I also thought Ben was lying about not knowing Locke would come back.

I wondered about the bomb resetting things too, and was thinking the same thing as soon as Miles said it. I agree that dropping the bomb probably caused the incident that created the hatch stuff. My only question is whether or not Juliet is alive. I think the eye that opened in the teeny preview clip was Jack's.

I wondered what the phrase was that Richard said, so thanks for that. I was talking to a friend this morning who also thought the Smoke Monster was "Esau" but we didn't think that he was Fake Locke, but that makes sense. Damn them for making us wait until next year!

Ashley said...

I'm not sure you're right about the time travel. Yes, everything that happened up until Juliet set the bomb off did happen before, i.e. Chang's arm. But we don't know for sure whether that bomb was always meant to go off or whether it was a variable. If it wasn't meant to go off, Chang's arm would have still been lost in the wake of The Incident.

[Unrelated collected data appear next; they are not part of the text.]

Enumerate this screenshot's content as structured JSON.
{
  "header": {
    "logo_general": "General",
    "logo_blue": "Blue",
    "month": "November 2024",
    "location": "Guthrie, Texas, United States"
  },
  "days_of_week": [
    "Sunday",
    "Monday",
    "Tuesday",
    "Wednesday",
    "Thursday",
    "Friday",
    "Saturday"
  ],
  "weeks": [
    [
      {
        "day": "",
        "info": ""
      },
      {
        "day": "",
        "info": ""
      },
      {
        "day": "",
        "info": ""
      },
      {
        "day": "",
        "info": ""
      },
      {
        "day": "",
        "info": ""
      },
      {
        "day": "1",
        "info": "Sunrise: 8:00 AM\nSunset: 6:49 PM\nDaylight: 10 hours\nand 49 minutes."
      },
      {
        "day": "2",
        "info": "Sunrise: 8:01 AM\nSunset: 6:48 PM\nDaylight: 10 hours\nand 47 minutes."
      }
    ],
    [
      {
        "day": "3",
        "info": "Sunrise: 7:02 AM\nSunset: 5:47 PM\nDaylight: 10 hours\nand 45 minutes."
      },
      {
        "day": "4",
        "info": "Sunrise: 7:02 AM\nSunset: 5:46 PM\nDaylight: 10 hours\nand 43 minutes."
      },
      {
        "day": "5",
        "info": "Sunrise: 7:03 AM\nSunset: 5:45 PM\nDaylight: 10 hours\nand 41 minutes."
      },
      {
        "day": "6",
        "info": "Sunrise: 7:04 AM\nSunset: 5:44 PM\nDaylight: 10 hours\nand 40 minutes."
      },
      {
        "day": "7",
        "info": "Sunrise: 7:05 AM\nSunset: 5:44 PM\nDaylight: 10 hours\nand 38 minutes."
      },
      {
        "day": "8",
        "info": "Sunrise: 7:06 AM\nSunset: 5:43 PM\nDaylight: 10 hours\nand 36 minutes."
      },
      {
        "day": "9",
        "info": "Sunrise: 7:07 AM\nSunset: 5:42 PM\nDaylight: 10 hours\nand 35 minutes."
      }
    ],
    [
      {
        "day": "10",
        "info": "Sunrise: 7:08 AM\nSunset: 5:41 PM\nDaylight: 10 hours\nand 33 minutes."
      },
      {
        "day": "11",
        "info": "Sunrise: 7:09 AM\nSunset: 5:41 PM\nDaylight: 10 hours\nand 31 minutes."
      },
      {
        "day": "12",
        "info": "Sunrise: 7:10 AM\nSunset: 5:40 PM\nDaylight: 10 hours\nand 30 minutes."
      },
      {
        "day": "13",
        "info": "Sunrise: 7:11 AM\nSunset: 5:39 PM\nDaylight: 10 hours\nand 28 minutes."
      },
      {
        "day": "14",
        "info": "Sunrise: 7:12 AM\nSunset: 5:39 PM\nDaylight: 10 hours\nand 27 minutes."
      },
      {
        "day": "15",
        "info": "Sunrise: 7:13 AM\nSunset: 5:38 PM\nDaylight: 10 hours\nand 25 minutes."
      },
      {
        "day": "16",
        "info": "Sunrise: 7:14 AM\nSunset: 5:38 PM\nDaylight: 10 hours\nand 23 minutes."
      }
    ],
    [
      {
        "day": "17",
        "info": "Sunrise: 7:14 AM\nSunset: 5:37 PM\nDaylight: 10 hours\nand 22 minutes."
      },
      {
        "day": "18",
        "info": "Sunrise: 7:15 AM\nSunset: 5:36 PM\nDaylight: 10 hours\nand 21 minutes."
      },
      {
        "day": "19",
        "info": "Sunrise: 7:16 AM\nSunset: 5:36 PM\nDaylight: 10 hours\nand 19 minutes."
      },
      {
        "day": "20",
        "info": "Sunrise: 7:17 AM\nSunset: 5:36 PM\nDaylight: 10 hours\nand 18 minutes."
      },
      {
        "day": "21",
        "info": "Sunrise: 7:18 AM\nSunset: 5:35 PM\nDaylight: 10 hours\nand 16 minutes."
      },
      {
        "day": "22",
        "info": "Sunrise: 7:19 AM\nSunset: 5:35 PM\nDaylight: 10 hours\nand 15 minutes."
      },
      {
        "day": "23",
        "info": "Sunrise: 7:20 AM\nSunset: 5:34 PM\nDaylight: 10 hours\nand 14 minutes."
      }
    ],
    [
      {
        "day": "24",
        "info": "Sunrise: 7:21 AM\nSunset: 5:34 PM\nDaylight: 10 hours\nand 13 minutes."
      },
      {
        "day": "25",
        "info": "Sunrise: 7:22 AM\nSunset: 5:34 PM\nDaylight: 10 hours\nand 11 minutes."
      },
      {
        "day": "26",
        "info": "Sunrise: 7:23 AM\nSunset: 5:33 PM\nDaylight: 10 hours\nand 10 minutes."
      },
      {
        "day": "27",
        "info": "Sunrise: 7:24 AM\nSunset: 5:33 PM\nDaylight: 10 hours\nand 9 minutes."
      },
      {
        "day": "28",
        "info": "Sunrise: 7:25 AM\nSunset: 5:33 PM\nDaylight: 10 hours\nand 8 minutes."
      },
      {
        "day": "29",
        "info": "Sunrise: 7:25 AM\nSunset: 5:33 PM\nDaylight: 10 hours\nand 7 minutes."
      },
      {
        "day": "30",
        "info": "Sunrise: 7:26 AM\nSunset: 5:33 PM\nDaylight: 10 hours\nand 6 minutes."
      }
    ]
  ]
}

I'm not going to think too hard about all of this. It makes my brain hurt. I'm just going to wait for answers, even though eight months is such a long time.

Ashley said...

I'm not sure you're right about the time travel. Yes, everything that happened up until Juliet set the bomb off did happen before, i.e. Chang's arm. But we don't know for sure whether that bomb was always meant to go off or whether it was a variable. If it wasn't meant to go off, Chang's arm would have still been lost in the wake of The Incident.

I'm not going to think too hard about all of this. It makes my brain hurt. I'm just going to wait for answers, even though eight months is such a long time.